Вслед Анне Петровне Пушкин шлёт одно за другим пять писем (по-французски), она отвечает и становится партнёром поэта в своего рода литературной игре, его соавтором в создании своеобразного «романа в письмах». Письма поэта по-пушкински остроумны, блестящи и шутливы. «Я имел слабость попросить у вас разрешения вам писать, а вы — легкомыслие или кокетство позволить мне это. Переписка ни к чему не ведёт, я знаю; но у меня нет сил противиться желанию получить хоть словечко, написанное вашей хорошенькой ручкой. Ваш приезд в Тригорское оставил во мне впечатление более глубокое и мучительное, чем то, которое некогда произвела на меня встреча наша у Олениных. Лучшее, что я могу сделать в моей печальной деревенской глуши,— это стараться не думать больше о вас» (25 июля). «Сегодня почтовый день, и, не знаю почему, я вбил себе в голову, что получу от вас письмо. Этого не случилось, и я в самом собачьем настроении, хоть и совсем несправедливо: я должен быть благодарным за прошлый раз, знаю; но что поделаешь? умоляю вас, божественная, снизойдите к моей слабости, пишите мне, любите меня, и тогда я постараюсь быть любезным. Прощайте, дайте ручку » (14 августа). «Если ваш супруг очень вам надоел, бросьте его, но знаете как? Вы оставляете там всё семейство, берёте почтовых лошадей на Остров — и приезжайте… Куда? в Тригорское? вовсе нет: в Михайловское! Вот великолепный проект, который уже с четверть часа дразнит моё воображение. Вы представляете себе, как я был бы счастлив? Вы скажете: „А огласка, а скандал?“ Чёрт возьми! Когда бросают мужа, это уже полный скандал, дальнейшее ничего не значит или значит очень мало. Согласитесь, что проект мой романтичен… Поговорим серьёзно, т. е. хладнокровно: увижу ли я вас снова? Мысль, что нет, приводит меня в трепет… Если вы приедете, я обещаю вам быть любезным до чрезвычайности — в понедельник я буду весел, во вторник восторжен, в среду нежен, в четверг игрив, в пятницу, субботу и воскресенье буду чем вам угодно, и всю неделю — у ваших ног…» (28 августа).

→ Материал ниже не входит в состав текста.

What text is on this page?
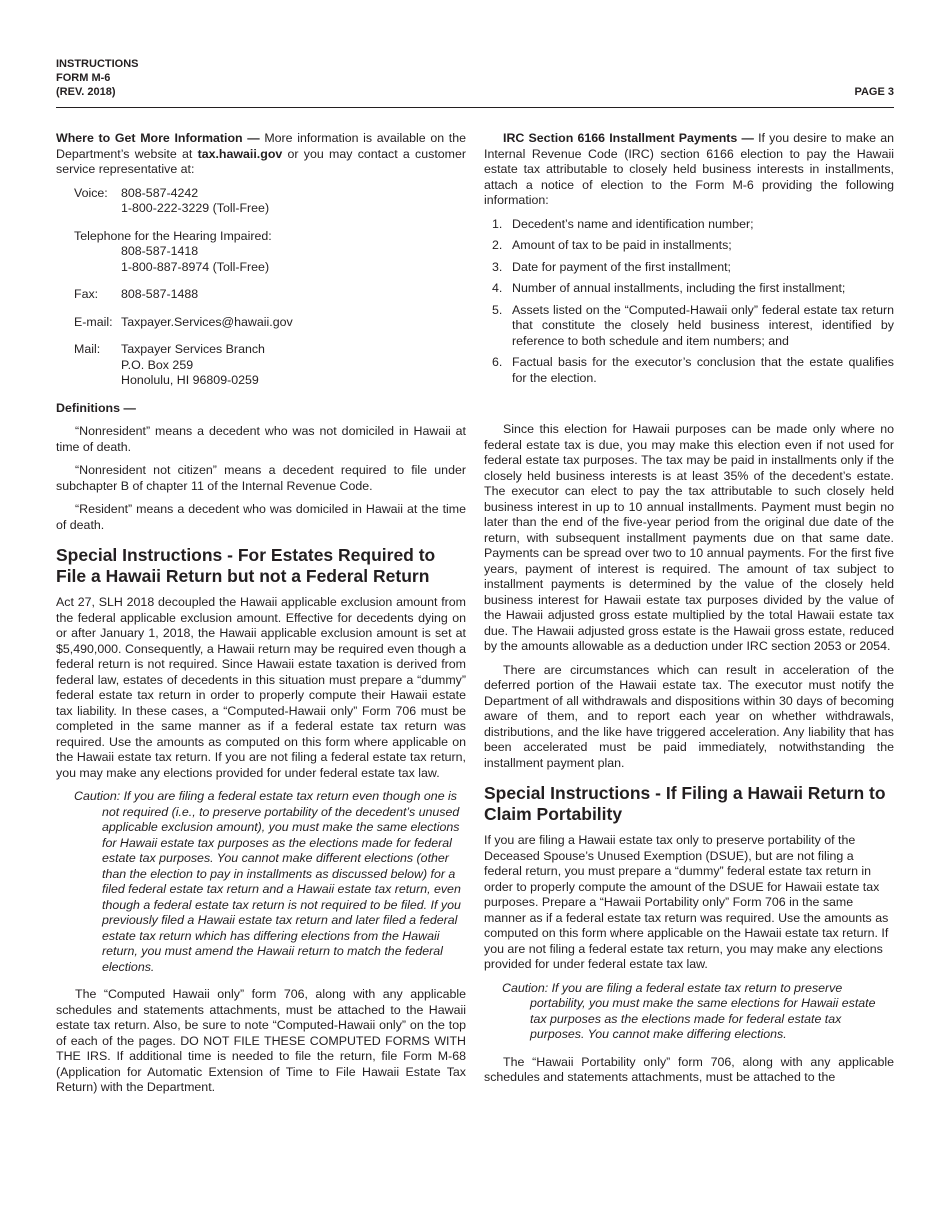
INSTRUCTIONS
FORM M-6
(REV. 2018)	PAGE 3

Where to Get More Information — More information is available on the Department’s website at tax.hawaii.gov or you may contact a customer service representative at:

Voice:	808-587-4242
1-800-222-3229 (Toll-Free)
Telephone for the Hearing Impaired:
808-587-1418
1-800-887-8974 (Toll-Free)
Fax:	808-587-1488
E-mail: Taxpayer.Services@hawaii.gov
Mail:	Taxpayer Services Branch
P.O. Box 259
Honolulu, HI 96809-0259
Definitions —

“Nonresident” means a decedent who was not domiciled in Hawaii at time of death.

“Nonresident not citizen” means a decedent required to file under subchapter B of chapter 11 of the Internal Revenue Code.

“Resident” means a decedent who was domiciled in Hawaii at the time of death.

Special Instructions - For Estates Required to File a Hawaii Return but not a Federal Return

Act 27, SLH 2018 decoupled the Hawaii applicable exclusion amount from the federal applicable exclusion amount. Effective for decedents dying on or after January 1, 2018, the Hawaii applicable exclusion amount is set at $5,490,000. Consequently, a Hawaii return may be required even though a federal return is not required. Since Hawaii estate taxation is derived from federal law, estates of decedents in this situation must prepare a “dummy” federal estate tax return in order to properly compute their Hawaii estate tax liability. In these cases, a “Computed-Hawaii only” Form 706 must be completed in the same manner as if a federal estate tax return was required. Use the amounts as computed on this form where applicable on the Hawaii estate tax return. If you are not filing a federal estate tax return, you may make any elections provided for under federal estate tax law.

Caution: If you are filing a federal estate tax return even though one is not required (i.e., to preserve portability of the decedent’s unused applicable exclusion amount), you must make the same elections for Hawaii estate tax purposes as the elections made for federal estate tax purposes. You cannot make different elections (other than the election to pay in installments as discussed below) for a filed federal estate tax return and a Hawaii estate tax return, even though a federal estate tax return is not required to be filed. If you previously filed a Hawaii estate tax return and later filed a federal estate tax return which has differing elections from the Hawaii return, you must amend the Hawaii return to match the federal elections.

The “Computed Hawaii only” form 706, along with any applicable schedules and statements attachments, must be attached to the Hawaii estate tax return. Also, be sure to note “Computed-Hawaii only” on the top of each of the pages. DO NOT FILE THESE COMPUTED FORMS WITH THE IRS. If additional time is needed to file the return, file Form M-68 (Application for Automatic Extension of Time to File Hawaii Estate Tax Return) with the Department.

IRC Section 6166 Installment Payments — If you desire to make an Internal Revenue Code (IRC) section 6166 election to pay the Hawaii estate tax attributable to closely held business interests in installments, attach a notice of election to the Form M-6 providing the following information:

1. Decedent’s name and identification number;
2. Amount of tax to be paid in installments;
3. Date for payment of the first installment;
4. Number of annual installments, including the first installment;
5. Assets listed on the “Computed-Hawaii only” federal estate tax return that constitute the closely held business interest, identified by reference to both schedule and item numbers; and
6. Factual basis for the executor’s conclusion that the estate qualifies for the election.

Since this election for Hawaii purposes can be made only where no federal estate tax is due, you may make this election even if not used for federal estate tax purposes. The tax may be paid in installments only if the closely held business interests is at least 35% of the decedent’s estate. The executor can elect to pay the tax attributable to such closely held business interest in up to 10 annual installments. Payment must begin no later than the end of the five-year period from the original due date of the return, with subsequent installment payments due on that same date. Payments can be spread over two to 10 annual payments. For the first five years, payment of interest is required. The amount of tax subject to installment payments is determined by the value of the closely held business interest for Hawaii estate tax purposes divided by the value of the Hawaii adjusted gross estate multiplied by the total Hawaii estate tax due. The Hawaii adjusted gross estate is the Hawaii gross estate, reduced by the amounts allowable as a deduction under IRC section 2053 or 2054.

There are circumstances which can result in acceleration of the deferred portion of the Hawaii estate tax. The executor must notify the Department of all withdrawals and dispositions within 30 days of becoming aware of them, and to report each year on whether withdrawals, distributions, and the like have triggered acceleration. Any liability that has been accelerated must be paid immediately, notwithstanding the installment payment plan.

Special Instructions - If Filing a Hawaii Return to Claim Portability

If you are filing a Hawaii estate tax only to preserve portability of the Deceased Spouse’s Unused Exemption (DSUE), but are not filing a federal return, you must prepare a “dummy” federal estate tax return in order to properly compute the amount of the DSUE for Hawaii estate tax purposes. Prepare a “Hawaii Portability only” Form 706 in the same manner as if a federal estate tax return was required. Use the amounts as computed on this form where applicable on the Hawaii estate tax return. If you are not filing a federal estate tax return, you may make any elections provided for under federal estate tax law.

Caution: If you are filing a federal estate tax return to preserve portability, you must make the same elections for Hawaii estate tax purposes as the elections made for federal estate tax purposes. You cannot make differing elections.

The “Hawaii Portability only” form 706, along with any applicable schedules and statements attachments, must be attached to the
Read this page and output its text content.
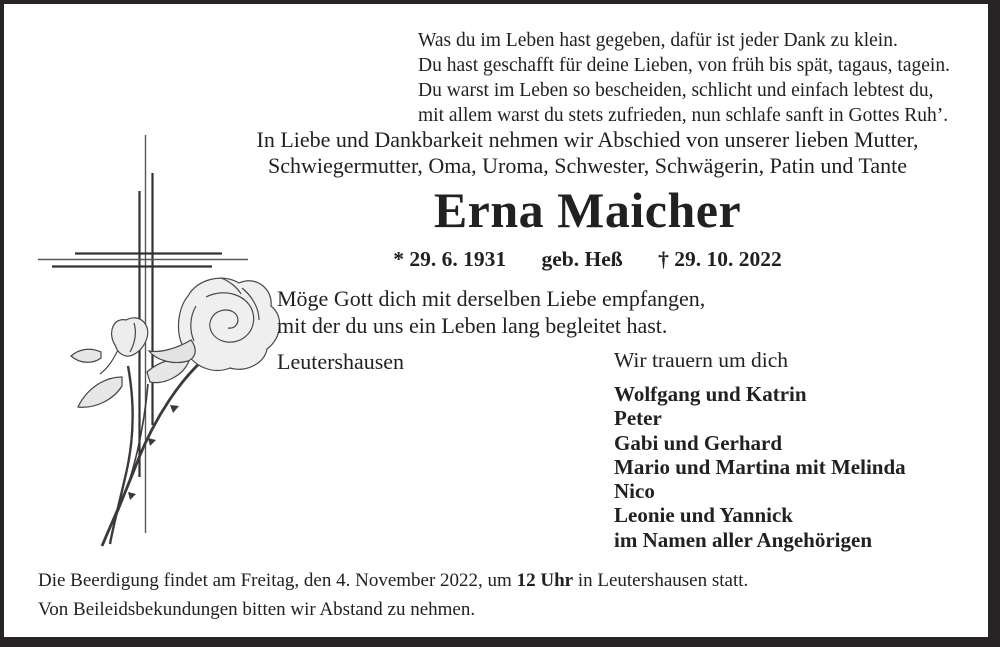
Was du im Leben hast gegeben, dafür ist jeder Dank zu klein.
Du hast geschafft für deine Lieben, von früh bis spät, tagaus, tagein.
Du warst im Leben so bescheiden, schlicht und einfach lebtest du,
mit allem warst du stets zufrieden, nun schlafe sanft in Gottes Ruh’.
In Liebe und Dankbarkeit nehmen wir Abschied von unserer lieben Mutter,
Schwiegermutter, Oma, Uroma, Schwester, Schwägerin, Patin und Tante
Erna Maicher
* 29. 6. 1931 geb. Heß † 29. 10. 2022
Möge Gott dich mit derselben Liebe empfangen,
mit der du uns ein Leben lang begleitet hast.
Leutershausen	Wir trauern um dich
Wolfgang und Katrin
Peter
Gabi und Gerhard
Mario und Martina mit Melinda
Nico
Leonie und Yannick
im Namen aller Angehörigen
Die Beerdigung findet am Freitag, den 4. November 2022, um 12 Uhr in Leutershausen statt.
Von Beileidsbekundungen bitten wir Abstand zu nehmen.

Пушкин достигает истинно высокого комизма, дополняя письма, обращённые непосредственно к Керн, письмом, написанным о ней к третьему лицу — якобы к тётушке Прасковье Александровне, а на самом деле предназначенным ей же. Оно начиналось так: «Да, сударыня, пусть будет стыдно тому, кто дурно об этом подумает. Ах, эти люди, считающие, что переписка может к чему-то привести. Уж не по собственному ли опыту они это знают? Но я прощаю им, простите и вы тоже — и будем продолжать. Ваше последнее письмо (писанное в полночь) прелестно, я смеялся от всего сердца; но вы слишком строги к вашей милой племяннице; правда, она ветрена, но — терпение: ещё лет двадцать — и, ручаюсь вам, она исправится. Что же до её кокетства, то вы совершенно правы, оно способно привести в отчаяние. Неужели она не может довольствоваться тем, что нравится своему повелителю г-ну Керну, раз уж ей выпало такое счастье?»
К сожалению, письма А. П. Керн к Пушкину не сохранились. Но, надо думать, они были написаны в тон его посланиям.
Ироничность пушкинского тона не позволяет определить меру серьёзности любовных признаний поэта. Можно предполагать, что увлечение его не было особенно глубоким. Однако вне зависимости от этого совершенно несомненно, что и для Пушкина, и для его корреспондентки было приятно, интересно, весело поддерживать эту переписку. Корреспондентка была человеком достаточно умным и тонким, опытным в эпистолярном стиле.